Pemilu dan Pilpres 2019
MIRIS! Anggaran Pemilu Capai Rp 25 Triliun, Anggota KPPS Meninggal Kelelahan Tak Dapat Asuransi
Mirisnya, dari anggaran besar itu, KPU luput mengasuransikan petugas KPPS yang bekerja melebihi batas kemanusiaan,l baik waktu maupun beban kerja
TRIBUNBATAM.ID - Pesta demokrasi Pemilu dan Pilpres 2019 menguras anggaran yang sangat besar, mencapai Rp 25,59 triliun untuk Pemilu serentak pada 17 April 2019.

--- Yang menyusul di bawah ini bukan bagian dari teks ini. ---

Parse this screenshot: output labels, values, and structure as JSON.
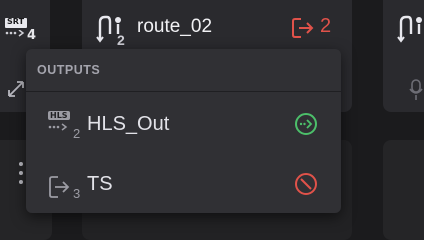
{
  "cards": {
    "left": {
      "badge": "SRT",
      "count": "4"
    },
    "main": {
      "route_name": "route_02",
      "route_index": "2",
      "output_count": "2"
    }
  },
  "dropdown": {
    "title": "OUTPUTS",
    "items": [
      {
        "label": "HLS_Out",
        "index": "2",
        "badge": "HLS",
        "status": "active",
        "status_color": "#4cbf6a",
        "icon": "output-hls-icon"
      },
      {
        "label": "TS",
        "index": "3",
        "status": "disabled",
        "status_color": "#e0524a",
        "icon": "output-exit-icon"
      }
    ]
  },
  "colors": {
    "accent_red": "#e0524a",
    "accent_green": "#4cbf6a",
    "background": "#1b1b1d",
    "panel": "#303034"
  }
}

Mirisnya, dari anggaran besar itu, KPU luput mengasuransikan seluruh petugas KPPS yang bekerja melebihi batas kemanusiaan,l baik dari segi waktu, beban kerja hingga pikiran yang terkuras.
Akibatnya, jumlah anggota KPPS yang meninggal terus bertambah. Setelah 12 orang yang dilaporkan meninggal di Jawa Barat akibat kelelahan, di Sumatera Utara, seorang anggota KPPS juga dilaporkan meninggal karena faktor yang sama.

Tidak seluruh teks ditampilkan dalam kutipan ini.